Governor Parson Approves The Voter Photo ID Protection Bill

Governor Parson speaks to TeenPacters on March 30, 2022, at Jefferson City.

Governor Parson speaks to TeenPacters on March 30, 2022, at Jefferson City.

Tuesday, May 17, 2022, Governor Parson signed into law measures to ensure the validity and protection of each legal citizen’s vote. This much contested bill was passed in both the Senate and the House just shortly before this year’s session ended. He signed into law SB-631. Here is what the new law states.

Mail In Voting

Governor Parson is against expanding mail in voting. He said,

This only enables voter fraud and ballot harvesting [1].

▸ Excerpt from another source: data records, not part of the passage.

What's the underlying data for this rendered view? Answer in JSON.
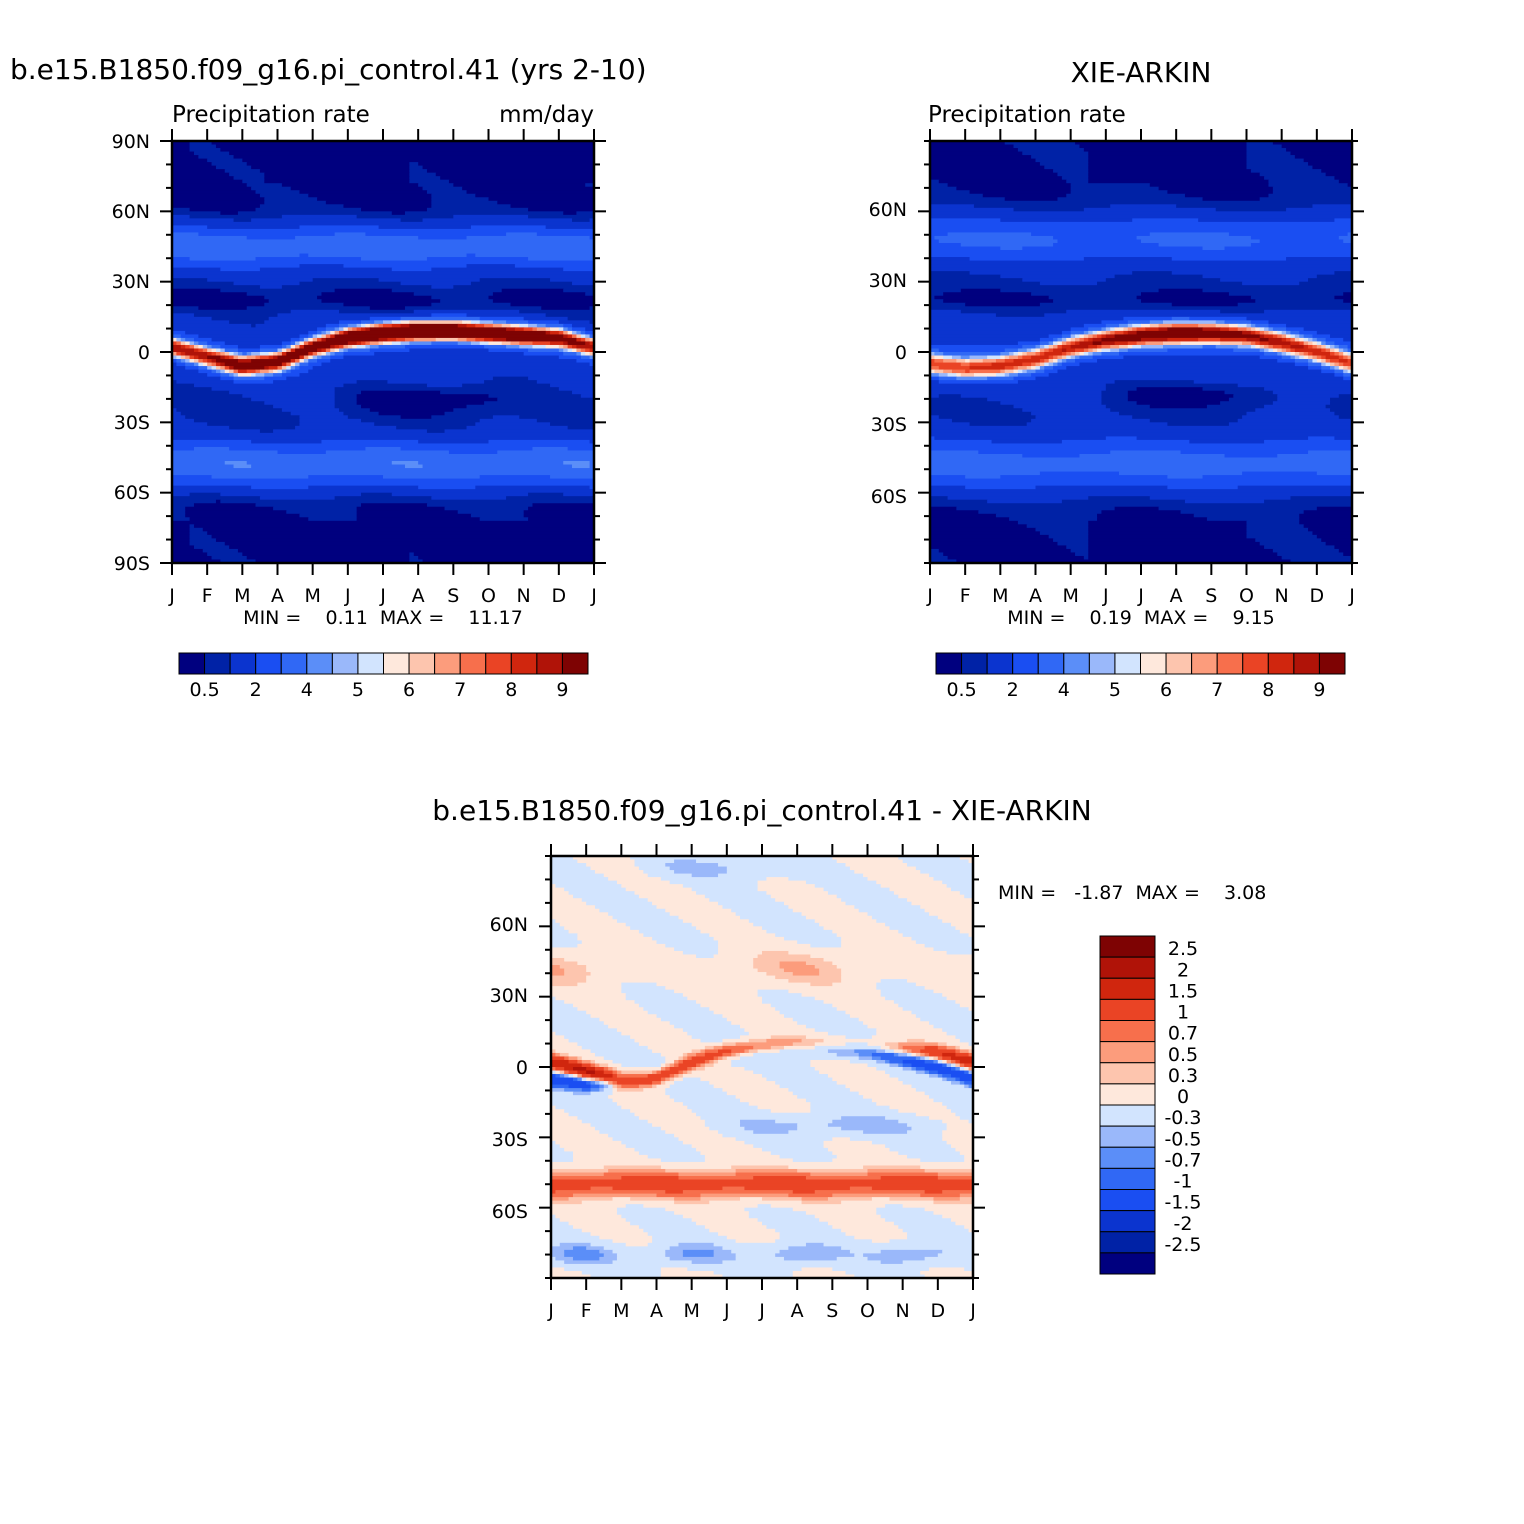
{
  "colors": {
    "abs_palette": [
      "#00007f",
      "#0022a6",
      "#0b34cf",
      "#1a4ef2",
      "#3068f5",
      "#5b8ef8",
      "#9ab8fa",
      "#d2e4fe",
      "#fee8dc",
      "#fdc5ae",
      "#fc9c7c",
      "#f76f4c",
      "#ea4425",
      "#d0260e",
      "#b01308",
      "#7e0303"
    ],
    "diff_palette": [
      "#00007f",
      "#0022a6",
      "#0b34cf",
      "#1a4ef2",
      "#3068f5",
      "#5b8ef8",
      "#9ab8fa",
      "#d2e4fe",
      "#fee8dc",
      "#fdc5ae",
      "#fc9c7c",
      "#f76f4c",
      "#ea4425",
      "#d0260e",
      "#b01308",
      "#7e0303"
    ]
  },
  "months": [
    "J",
    "F",
    "M",
    "A",
    "M",
    "J",
    "J",
    "A",
    "S",
    "O",
    "N",
    "D",
    "J"
  ],
  "panels": {
    "model": {
      "title": "b.e15.B1850.f09_g16.pi_control.41 (yrs 2-10)",
      "left_label": "Precipitation rate",
      "right_label": "mm/day",
      "lat_labels": [
        "90N",
        "60N",
        "30N",
        "0",
        "30S",
        "60S",
        "90S"
      ],
      "stats": "MIN =    0.11  MAX =    11.17",
      "colorbar_labels": [
        "0.5",
        "2",
        "4",
        "5",
        "6",
        "7",
        "8",
        "9"
      ]
    },
    "obs": {
      "title": "XIE-ARKIN",
      "left_label": "Precipitation rate",
      "lat_labels": [
        "60N",
        "30N",
        "0",
        "30S",
        "60S"
      ],
      "stats": "MIN =    0.19  MAX =    9.15",
      "colorbar_labels": [
        "0.5",
        "2",
        "4",
        "5",
        "6",
        "7",
        "8",
        "9"
      ]
    },
    "diff": {
      "title": "b.e15.B1850.f09_g16.pi_control.41 - XIE-ARKIN",
      "lat_labels": [
        "60N",
        "30N",
        "0",
        "30S",
        "60S"
      ],
      "stats": "MIN =   -1.87  MAX =    3.08",
      "colorbar_labels": [
        "2.5",
        "2",
        "1.5",
        "1",
        "0.7",
        "0.5",
        "0.3",
        "0",
        "-0.3",
        "-0.5",
        "-0.7",
        "-1",
        "-1.5",
        "-2",
        "-2.5"
      ]
    }
  },
  "chart_data": [
    {
      "type": "heatmap",
      "title": "b.e15.B1850.f09_g16.pi_control.41 (yrs 2-10)",
      "xlabel": "",
      "ylabel": "",
      "units": "mm/day",
      "x": [
        "J",
        "F",
        "M",
        "A",
        "M",
        "J",
        "J",
        "A",
        "S",
        "O",
        "N",
        "D",
        "J"
      ],
      "ylim": [
        -90,
        90
      ],
      "min": 0.11,
      "max": 11.17,
      "levels": [
        0.5,
        1,
        2,
        3,
        4,
        4.5,
        5,
        5.5,
        6,
        6.5,
        7,
        7.5,
        8,
        8.5,
        9
      ],
      "itcz_lat_by_month": [
        2,
        -2,
        -6,
        -4,
        2,
        6,
        8,
        9,
        9,
        8,
        7,
        6,
        2
      ],
      "itcz_peak_by_month": [
        7.5,
        7.2,
        8.0,
        8.2,
        8.8,
        9.5,
        10.5,
        11.0,
        10.5,
        10.0,
        9.5,
        8.5,
        7.5
      ]
    },
    {
      "type": "heatmap",
      "title": "XIE-ARKIN",
      "xlabel": "",
      "ylabel": "",
      "x": [
        "J",
        "F",
        "M",
        "A",
        "M",
        "J",
        "J",
        "A",
        "S",
        "O",
        "N",
        "D",
        "J"
      ],
      "ylim": [
        -90,
        90
      ],
      "min": 0.19,
      "max": 9.15,
      "levels": [
        0.5,
        1,
        2,
        3,
        4,
        4.5,
        5,
        5.5,
        6,
        6.5,
        7,
        7.5,
        8,
        8.5,
        9
      ],
      "itcz_lat_by_month": [
        -5,
        -7,
        -6,
        -3,
        2,
        5,
        7,
        8,
        8,
        7,
        4,
        0,
        -5
      ],
      "itcz_peak_by_month": [
        6.5,
        6.4,
        6.5,
        6.8,
        7.2,
        7.8,
        8.2,
        8.8,
        8.5,
        8.0,
        7.5,
        6.8,
        6.5
      ]
    },
    {
      "type": "heatmap",
      "title": "b.e15.B1850.f09_g16.pi_control.41 - XIE-ARKIN",
      "xlabel": "",
      "ylabel": "",
      "x": [
        "J",
        "F",
        "M",
        "A",
        "M",
        "J",
        "J",
        "A",
        "S",
        "O",
        "N",
        "D",
        "J"
      ],
      "ylim": [
        -90,
        90
      ],
      "min": -1.87,
      "max": 3.08,
      "levels": [
        -2.5,
        -2,
        -1.5,
        -1,
        -0.7,
        -0.5,
        -0.3,
        0,
        0.3,
        0.5,
        0.7,
        1,
        1.5,
        2,
        2.5
      ]
    }
  ]
}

While Missouri does allow for mail in voting, a registered voter must specifically request a mail in ballot. This voter must submit the ballot with a notarized statement under penalty of perjury with their ballot. In addition to this, the mail in ballot needs to be received from the USPS at the proper location by 7:00 p.m. on election day. One may also vote in person without any excuse two weeks preceding an election.

Voter Signature

This new law also requires a signature verification.

Photo Identification

This requires any photo to have a photo identification to cast a ballot. In order to operate in most areas of society, one already has a photo id; this correlates with that. Although Democrats claimed that the photo id would negatively impact minorities, the bill did pass with a choice of allowances for those without a propriate id.

Voting Machines

Electronic voting machines will be banned after 2024, except where a voter with a disability cannot use a paper ballot. These same machines will be required to have a paper trail for a potential election review. Secretary of State Jay Ashcroft is allowed to review the list of voters in any jurisdiction.

Outside Funding

Commonly called Zuckerbucks, local election authorities can no longer accept funding from outside organizations, like Mark Zuckerberg.

What Is Said

Senator Bob Onder commented on the bill’s passage by saying,

It is all in the interest to have an election that is as free and fair as possible [2].

How The House And Senate Voted

The House passed the bill along party lines 97-47. Both Representative Copeland (our current representative) and Representative Atchison ( the man in representing our area after redistricting)  voted in favor of the bill. In the Senate, the bill passed 23-11, not along party lines. Our current senator, Eslinger, did vote in favor of this bill. The Senator our area will have January, Senator Jason Bean, also voted in favor of this bill.